During the winter season, it is not unusual to see crews from OCWA, Central New York’s Water Authority, spread out across our five-county service territory (Onondaga, Oswego, Madison, Oneida and Cayuga counties) working to fix water main breaks, thereby ensuring the safe, reliable supply of water to our 100,000+ customers.

What is less obvious, and what some customers periodically inquire about, is why not all OCWA workers are continuously engaged in work when they are at a job site.

To answer this question, it is helpful to understand the process OCWA must follow to fix a water main.  First and foremost, safety is the paramount concern, not only for OCWA employees, but for our customers as well.  While we always work promptly, we avoid taking shortcuts which could compromise safety.

Before work can begin on any water main break, New York State law requires that all underground utilities at the site be “marked out” by the respective utility (National Grid, street water leak with orange conesmunicipal sewer department, Verizon, etc.) before digging occurs.  This can take up to two hours for emergency situations (large water main breaks), or longer for smaller leaks.

While waiting for mark outs, OCWA crews prepare for the main repair by locating valves that will be closed to isolate the leak.  Once the preparatory work is complete, the crew must wait for proper mark outs prior to beginning excavation.
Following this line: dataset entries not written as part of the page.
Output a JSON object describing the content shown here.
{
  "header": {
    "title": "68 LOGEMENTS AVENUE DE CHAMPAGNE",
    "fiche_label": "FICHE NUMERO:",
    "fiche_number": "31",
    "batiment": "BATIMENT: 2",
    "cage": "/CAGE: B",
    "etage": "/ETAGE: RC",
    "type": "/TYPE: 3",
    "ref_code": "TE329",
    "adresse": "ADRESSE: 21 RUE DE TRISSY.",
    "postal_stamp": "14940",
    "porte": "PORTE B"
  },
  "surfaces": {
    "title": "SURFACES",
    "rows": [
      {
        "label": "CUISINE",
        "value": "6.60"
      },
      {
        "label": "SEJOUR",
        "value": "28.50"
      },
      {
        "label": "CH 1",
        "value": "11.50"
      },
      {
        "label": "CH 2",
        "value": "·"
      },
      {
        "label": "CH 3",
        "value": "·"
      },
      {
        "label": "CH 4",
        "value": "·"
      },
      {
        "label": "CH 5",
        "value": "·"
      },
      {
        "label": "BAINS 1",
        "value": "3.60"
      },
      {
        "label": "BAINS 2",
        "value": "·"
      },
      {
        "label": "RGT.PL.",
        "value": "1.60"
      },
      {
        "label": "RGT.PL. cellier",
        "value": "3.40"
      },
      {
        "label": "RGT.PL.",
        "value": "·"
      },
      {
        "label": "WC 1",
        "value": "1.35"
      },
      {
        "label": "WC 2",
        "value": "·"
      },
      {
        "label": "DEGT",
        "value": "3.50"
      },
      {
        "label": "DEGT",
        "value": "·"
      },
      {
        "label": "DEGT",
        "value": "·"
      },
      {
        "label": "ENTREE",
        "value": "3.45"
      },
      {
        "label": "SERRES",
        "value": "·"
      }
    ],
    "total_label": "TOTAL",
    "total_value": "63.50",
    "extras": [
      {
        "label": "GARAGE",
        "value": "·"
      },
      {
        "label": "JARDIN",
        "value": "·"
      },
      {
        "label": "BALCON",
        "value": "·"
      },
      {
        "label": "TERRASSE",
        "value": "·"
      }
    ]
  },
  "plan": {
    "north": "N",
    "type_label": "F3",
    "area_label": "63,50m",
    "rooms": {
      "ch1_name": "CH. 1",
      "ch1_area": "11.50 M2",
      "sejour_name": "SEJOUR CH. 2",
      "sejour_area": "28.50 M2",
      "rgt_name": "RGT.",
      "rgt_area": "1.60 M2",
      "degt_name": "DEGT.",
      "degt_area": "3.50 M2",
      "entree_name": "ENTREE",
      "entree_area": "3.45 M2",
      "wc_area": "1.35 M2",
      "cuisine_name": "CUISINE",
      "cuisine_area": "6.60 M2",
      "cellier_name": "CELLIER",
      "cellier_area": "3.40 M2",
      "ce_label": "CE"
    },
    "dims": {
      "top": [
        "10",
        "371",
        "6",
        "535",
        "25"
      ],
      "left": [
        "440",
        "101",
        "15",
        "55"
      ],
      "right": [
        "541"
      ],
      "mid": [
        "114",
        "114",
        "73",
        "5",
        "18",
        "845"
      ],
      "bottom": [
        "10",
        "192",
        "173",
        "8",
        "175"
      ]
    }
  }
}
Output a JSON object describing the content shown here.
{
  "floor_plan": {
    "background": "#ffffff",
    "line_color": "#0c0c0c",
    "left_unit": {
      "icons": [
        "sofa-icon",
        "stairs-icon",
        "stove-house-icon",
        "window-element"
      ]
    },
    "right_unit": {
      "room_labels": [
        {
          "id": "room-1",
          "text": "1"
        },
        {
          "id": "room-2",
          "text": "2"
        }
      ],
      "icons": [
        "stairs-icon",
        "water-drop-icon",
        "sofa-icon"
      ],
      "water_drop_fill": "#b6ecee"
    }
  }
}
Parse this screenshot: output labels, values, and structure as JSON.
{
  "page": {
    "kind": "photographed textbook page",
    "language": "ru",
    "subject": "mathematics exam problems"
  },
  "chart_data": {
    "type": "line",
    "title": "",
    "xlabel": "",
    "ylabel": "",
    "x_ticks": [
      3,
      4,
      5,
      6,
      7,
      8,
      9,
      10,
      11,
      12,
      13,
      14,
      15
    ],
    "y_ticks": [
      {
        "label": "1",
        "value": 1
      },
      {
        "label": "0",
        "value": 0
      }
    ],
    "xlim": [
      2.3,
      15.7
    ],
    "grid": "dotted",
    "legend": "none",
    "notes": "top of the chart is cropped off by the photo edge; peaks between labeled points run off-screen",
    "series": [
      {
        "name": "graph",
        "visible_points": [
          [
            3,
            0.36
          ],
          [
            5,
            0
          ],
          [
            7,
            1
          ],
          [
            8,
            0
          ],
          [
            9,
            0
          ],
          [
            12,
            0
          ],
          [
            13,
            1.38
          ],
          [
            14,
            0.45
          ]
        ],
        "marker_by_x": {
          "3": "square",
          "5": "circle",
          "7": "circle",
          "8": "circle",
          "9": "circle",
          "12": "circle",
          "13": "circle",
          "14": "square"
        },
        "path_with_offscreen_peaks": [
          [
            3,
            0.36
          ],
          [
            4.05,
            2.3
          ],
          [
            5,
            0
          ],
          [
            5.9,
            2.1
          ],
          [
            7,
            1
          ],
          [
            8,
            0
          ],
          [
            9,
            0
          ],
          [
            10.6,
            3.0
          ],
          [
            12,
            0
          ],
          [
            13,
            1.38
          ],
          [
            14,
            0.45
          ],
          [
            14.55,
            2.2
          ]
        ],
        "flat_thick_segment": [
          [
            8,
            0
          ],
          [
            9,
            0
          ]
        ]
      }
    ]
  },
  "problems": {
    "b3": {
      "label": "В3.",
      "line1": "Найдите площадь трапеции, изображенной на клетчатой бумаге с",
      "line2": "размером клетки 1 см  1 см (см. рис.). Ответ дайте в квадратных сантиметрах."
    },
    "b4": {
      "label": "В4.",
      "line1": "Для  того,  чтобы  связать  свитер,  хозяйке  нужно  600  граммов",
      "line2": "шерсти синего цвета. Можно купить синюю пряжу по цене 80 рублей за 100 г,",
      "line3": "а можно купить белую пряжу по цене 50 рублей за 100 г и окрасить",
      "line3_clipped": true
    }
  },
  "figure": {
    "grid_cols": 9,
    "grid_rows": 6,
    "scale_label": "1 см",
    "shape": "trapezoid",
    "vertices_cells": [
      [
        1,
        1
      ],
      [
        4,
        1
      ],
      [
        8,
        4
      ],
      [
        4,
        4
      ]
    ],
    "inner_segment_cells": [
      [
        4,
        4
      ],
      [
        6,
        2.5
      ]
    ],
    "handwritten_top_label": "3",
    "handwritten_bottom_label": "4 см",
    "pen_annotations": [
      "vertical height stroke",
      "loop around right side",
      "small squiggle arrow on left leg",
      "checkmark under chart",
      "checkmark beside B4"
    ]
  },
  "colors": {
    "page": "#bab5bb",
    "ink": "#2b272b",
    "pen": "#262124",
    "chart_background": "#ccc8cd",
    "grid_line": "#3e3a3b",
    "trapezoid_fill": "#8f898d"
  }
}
When utilities are in close proximity to each other (which is often the case), these other utilities may require that their on-site representative observe excavation to avoid further damage.  In addition, at times utility companies have difficulties locating their lines which can cause an additional two-to-four hour delay in excavation work.  All this while OCWA crews must wait patiently to get at our pipes.

It is also important to understand that OCWA maintenance crews vary in size depending on the nature of the work. Each crew member has a role to complete the scope of the work.  Larger diameter water main repairs require more equipment and sometimes larger equipment and additional personnel to complete repairs. Water mains that are buried at deeper depths require more excavation and more crew members to expose and repair the main in a safe manner.

Additionally, some water mains are located in areas subject to road traffic and require flagmen to maintain safe traffic patterns.  Cold weather water main repairs require additional equipment, such as a Hoe Ram (mounted jack hammer) to break through pavement and frost.

Finally, complicated shutdowns may require more personnel to locate and close valves to isolate a leak. At times, additional leak detection personnel may be required to pinpoint leaks to minimize excavation.

For all these reasons, customers should not be overly surprised or concerned if they observe OCWA employees not always actively engaged at a job site.  There is most likely a good reason for it.